How to read memory like pytorch? Even after transpose?

Hi! I find out pytorch can read memory differently than cuda, like:
a = torch.tensor([1, 2, 3])
b = a.T

If we use this b, it is really transposed. But if we read it in another self defined cuda kernel, it will still read it like a. in a’s shape!

How can I package my kernel like pytorch? Sounds like, like aten? Any suggestions? Thank you!!!

I’m not sure what the code snippet should do since a is a 1-dim tensor with a size of 3 and a.T won’t change anything. Reading the memory of a and b should thus yield the same values.

Could you also explain this sentence a bit more? PyTorch uses C++ and CUDA in its backend, so I’m not sure how else PyTorch “can read memory”.

Oh, yes. Thank you for your reply! My question is more precisely decribed here: How does nn.linear work in cpp for multi dimension input? (torch._C._nn.linear)
If you could answer my further question, it will be highly appreciated!!!

I think what you mean is when you do a.t() and then read that memory in your CUDA kernel, a is not actually transposed? I believe this is because a.t() does not actually tranpose the data in memory but it just returns a view of the data.
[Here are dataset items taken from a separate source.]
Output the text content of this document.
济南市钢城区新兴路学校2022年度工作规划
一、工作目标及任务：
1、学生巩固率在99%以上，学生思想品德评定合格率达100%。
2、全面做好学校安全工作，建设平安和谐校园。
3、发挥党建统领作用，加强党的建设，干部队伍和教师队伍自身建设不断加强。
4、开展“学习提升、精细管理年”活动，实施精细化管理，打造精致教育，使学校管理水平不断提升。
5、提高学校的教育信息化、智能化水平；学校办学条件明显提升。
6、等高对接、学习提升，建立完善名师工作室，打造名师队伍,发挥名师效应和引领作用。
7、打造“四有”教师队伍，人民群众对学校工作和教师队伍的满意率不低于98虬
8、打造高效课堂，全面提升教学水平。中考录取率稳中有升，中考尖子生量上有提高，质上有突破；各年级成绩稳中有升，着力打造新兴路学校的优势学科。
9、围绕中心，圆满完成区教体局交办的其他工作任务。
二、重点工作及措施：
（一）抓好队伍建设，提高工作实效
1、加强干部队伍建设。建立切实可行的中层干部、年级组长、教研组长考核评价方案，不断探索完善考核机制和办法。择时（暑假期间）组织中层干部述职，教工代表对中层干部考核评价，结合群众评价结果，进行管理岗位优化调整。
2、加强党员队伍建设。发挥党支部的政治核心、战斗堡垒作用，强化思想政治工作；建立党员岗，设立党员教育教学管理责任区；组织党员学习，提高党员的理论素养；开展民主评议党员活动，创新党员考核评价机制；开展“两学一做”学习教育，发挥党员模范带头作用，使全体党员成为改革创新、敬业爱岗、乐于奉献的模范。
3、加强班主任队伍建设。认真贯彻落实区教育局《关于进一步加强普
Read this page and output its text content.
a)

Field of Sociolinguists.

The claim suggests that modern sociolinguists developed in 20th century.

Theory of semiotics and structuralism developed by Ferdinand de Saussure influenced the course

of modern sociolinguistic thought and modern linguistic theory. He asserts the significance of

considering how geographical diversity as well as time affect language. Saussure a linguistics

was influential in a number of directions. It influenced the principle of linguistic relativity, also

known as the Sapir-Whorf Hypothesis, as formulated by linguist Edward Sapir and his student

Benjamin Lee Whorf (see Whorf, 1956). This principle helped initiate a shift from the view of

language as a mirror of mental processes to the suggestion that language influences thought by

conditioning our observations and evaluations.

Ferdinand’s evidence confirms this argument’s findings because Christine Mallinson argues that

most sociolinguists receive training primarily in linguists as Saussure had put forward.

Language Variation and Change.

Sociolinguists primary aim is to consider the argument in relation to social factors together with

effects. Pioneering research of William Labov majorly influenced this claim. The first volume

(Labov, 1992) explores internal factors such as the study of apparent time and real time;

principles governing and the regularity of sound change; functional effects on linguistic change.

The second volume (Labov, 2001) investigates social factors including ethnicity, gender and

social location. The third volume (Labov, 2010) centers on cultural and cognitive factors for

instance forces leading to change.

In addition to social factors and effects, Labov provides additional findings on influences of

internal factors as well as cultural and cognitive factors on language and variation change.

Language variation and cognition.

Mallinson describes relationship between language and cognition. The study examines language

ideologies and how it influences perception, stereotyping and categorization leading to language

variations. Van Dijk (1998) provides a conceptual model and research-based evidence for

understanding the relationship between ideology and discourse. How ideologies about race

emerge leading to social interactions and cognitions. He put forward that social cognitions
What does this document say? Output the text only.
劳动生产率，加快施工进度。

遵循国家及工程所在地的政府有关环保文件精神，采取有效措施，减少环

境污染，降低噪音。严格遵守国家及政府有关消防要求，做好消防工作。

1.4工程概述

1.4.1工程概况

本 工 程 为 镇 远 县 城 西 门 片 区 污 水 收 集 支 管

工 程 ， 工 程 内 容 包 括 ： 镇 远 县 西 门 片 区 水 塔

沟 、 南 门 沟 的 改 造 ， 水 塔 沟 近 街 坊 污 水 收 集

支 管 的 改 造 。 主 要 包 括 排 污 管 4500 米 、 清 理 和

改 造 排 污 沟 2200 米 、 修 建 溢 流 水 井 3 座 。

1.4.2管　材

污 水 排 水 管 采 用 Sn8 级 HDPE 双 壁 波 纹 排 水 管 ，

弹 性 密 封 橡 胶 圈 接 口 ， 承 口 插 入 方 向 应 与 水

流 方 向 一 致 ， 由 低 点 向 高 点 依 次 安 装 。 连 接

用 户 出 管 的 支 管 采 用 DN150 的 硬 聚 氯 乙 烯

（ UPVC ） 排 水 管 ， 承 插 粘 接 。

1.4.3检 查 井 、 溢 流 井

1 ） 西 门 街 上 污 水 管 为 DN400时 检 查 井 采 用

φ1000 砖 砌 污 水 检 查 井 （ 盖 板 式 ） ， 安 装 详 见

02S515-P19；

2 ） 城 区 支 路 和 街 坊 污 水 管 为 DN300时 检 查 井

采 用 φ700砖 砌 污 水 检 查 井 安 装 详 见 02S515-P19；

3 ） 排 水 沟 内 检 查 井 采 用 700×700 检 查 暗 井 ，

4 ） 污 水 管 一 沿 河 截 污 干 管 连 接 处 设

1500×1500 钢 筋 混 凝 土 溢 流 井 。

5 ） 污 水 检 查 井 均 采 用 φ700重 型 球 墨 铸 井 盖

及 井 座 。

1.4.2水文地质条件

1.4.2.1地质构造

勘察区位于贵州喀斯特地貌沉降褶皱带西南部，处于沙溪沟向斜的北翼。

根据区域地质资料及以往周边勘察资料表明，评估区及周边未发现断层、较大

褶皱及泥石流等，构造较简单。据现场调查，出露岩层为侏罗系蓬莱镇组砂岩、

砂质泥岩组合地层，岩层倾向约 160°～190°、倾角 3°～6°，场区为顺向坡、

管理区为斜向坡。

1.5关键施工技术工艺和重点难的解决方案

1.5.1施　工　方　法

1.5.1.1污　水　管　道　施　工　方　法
But in your CUDA kernel, when your read b, you are still reading a not the transposed version of a.

I had the same thing when I was trying to implement a fully connected layer in CUDA. I provided a link to my implementation as a reply to your other thread here. What I did was to flatten the array before I called the CUDA kernel so that b would be contiguous and correctly transposed in the CUDA kernel.